India’s listed startups might be stumbling at the stock markets with falling stock prices and slashed valuations, but the unicorn party that had begun in the private markets in 2021 shows no sign of slowing down.
India has produced a record 14 unicorn startups in the first three months of 2022. In comparison, India had produced only 5 unicorn startups in the first three months of 2021. Given how India ended up producing a record 43 unicorns in 2021, the data from the first 3 months from 2022 suggests that India could better its tally this year.
In the first three months of 2022, India has seen the following companies reach a valuation of $1 billion: D2C brand Mamaearth, data analytics company Fractal Analytics, ed-tech company LEAD School, e-commerce company Dealshare, crypto startup Polygon, kirana-tech company ElasticRun, home interior design firm LivSpace, logistics startup XpressBees, conversational service automation startup Uniphore, programming tools startup Hasura, lending marketplace CredAvenue, local ads targeting startup Amagi, and fintech marketplace Oxyzo.

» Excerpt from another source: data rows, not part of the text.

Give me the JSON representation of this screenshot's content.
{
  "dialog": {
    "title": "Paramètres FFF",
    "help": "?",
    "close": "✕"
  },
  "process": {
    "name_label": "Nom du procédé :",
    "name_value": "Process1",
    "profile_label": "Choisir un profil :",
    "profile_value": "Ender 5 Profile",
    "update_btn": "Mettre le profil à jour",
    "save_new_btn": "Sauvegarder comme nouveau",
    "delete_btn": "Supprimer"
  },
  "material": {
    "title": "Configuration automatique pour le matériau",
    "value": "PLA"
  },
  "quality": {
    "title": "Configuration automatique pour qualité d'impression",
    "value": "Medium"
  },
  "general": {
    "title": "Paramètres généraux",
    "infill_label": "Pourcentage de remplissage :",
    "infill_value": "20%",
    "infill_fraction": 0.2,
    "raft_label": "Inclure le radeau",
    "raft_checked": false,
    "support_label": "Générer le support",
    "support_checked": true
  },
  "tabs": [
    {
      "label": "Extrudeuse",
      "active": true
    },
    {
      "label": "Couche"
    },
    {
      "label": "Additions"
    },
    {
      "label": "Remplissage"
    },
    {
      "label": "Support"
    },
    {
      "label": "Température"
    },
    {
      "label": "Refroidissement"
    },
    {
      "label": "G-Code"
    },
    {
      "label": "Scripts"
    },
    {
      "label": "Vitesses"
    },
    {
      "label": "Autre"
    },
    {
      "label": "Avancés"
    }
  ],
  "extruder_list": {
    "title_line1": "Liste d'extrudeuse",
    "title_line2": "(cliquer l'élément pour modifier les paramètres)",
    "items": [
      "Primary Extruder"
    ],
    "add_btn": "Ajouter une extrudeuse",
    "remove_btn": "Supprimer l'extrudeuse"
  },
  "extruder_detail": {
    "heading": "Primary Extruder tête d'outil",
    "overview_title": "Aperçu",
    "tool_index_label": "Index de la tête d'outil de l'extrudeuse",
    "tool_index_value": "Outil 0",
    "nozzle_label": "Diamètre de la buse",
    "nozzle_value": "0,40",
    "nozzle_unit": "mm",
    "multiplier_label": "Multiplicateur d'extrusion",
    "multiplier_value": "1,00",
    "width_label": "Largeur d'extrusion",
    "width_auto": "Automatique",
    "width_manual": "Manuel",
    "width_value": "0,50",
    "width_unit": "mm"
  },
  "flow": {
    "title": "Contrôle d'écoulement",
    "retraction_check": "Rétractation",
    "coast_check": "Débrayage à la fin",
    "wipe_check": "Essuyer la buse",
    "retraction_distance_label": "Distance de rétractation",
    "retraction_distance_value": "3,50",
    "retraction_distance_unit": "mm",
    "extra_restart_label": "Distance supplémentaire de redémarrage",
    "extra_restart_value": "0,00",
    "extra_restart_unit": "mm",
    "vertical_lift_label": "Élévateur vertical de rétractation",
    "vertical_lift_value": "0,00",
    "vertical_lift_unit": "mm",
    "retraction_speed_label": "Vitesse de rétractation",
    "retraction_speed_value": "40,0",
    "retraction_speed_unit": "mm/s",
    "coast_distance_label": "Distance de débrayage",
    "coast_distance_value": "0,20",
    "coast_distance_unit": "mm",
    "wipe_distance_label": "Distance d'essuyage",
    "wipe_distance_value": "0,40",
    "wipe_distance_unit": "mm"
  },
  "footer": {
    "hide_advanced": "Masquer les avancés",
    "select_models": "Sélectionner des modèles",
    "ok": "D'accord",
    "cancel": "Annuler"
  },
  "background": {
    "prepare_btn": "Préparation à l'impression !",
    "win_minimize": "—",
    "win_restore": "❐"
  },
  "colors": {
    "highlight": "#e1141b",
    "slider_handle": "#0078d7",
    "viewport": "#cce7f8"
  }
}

In comparison, the five startups which had become unicorns in the first three months of 2021 were insurance company Digit, healthtech startup Innovaccer, construction materials startup Infra.Market, baby products online store FirstCry.com and lending company Five Star.

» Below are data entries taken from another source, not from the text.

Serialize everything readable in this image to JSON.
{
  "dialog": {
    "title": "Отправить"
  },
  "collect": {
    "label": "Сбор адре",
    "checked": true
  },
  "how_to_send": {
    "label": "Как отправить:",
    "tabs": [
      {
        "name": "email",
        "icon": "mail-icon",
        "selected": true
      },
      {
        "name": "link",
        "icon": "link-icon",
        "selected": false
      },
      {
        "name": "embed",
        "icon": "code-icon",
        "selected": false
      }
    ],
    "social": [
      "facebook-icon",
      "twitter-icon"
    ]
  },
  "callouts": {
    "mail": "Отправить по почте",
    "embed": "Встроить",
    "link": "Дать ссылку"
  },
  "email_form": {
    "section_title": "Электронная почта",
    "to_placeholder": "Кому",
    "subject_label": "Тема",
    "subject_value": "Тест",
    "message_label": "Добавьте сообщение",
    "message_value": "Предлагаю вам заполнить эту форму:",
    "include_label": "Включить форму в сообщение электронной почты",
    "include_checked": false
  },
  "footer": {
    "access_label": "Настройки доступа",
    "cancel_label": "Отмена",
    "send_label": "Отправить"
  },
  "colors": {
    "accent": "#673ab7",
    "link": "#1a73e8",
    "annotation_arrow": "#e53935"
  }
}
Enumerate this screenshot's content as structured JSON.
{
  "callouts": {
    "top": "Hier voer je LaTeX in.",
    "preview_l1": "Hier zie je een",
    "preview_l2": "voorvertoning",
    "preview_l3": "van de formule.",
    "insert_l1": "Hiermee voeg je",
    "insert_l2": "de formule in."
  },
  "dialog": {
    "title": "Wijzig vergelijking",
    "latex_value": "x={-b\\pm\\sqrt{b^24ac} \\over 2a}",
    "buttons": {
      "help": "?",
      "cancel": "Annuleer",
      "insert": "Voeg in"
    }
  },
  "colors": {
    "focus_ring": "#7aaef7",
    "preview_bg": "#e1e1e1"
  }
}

India startup ecosystem — for now — appears to be keeping up the momentum that it had seen in 2021. 2021 had been record breaking year for the Indian startup ecosystem, which saw a record 43 unicorns being created. So exceptional was 2021 that the number of unicorns created that year had been more than all previous years put together — until 2020, India had managed to create only 37 unicorn startups. 2022 has already produced 14 startups in the first three months, and the quarter ending March 2022 was the third consecutive quarter in which Indian startups had raised more than $10 billion in funding.
But while these are heady numbers, there are signs that there could be choppy waters on the horizon. India’s listed startup giants have stumbled at the stock markets — Paytm’s stock has crashed 70% from its IPO price, Zomato trades at 50% below its all-time high, and Policybazaar, CarTrade and Nykaa have also seen steep cuts. There have also been some unsavory controversies — BharatPe co-founder Ashneer Grover was fired from his own company for allegedly siphoning off money with fake invoices, and tax raids on Infra.Market revealed that the company had created bogus purchases of Rs. 400 crore to evade taxes. Meanwhile, some firms have begun laying off employees — Unacademy fired 1,000 people last week in a bid to cut costs. The unicorn data from the first three months suggests that investors are still betting big on Indian startups, but there are now signs that India’s startup ecosystem could need to navigate some tricky times in the months to come.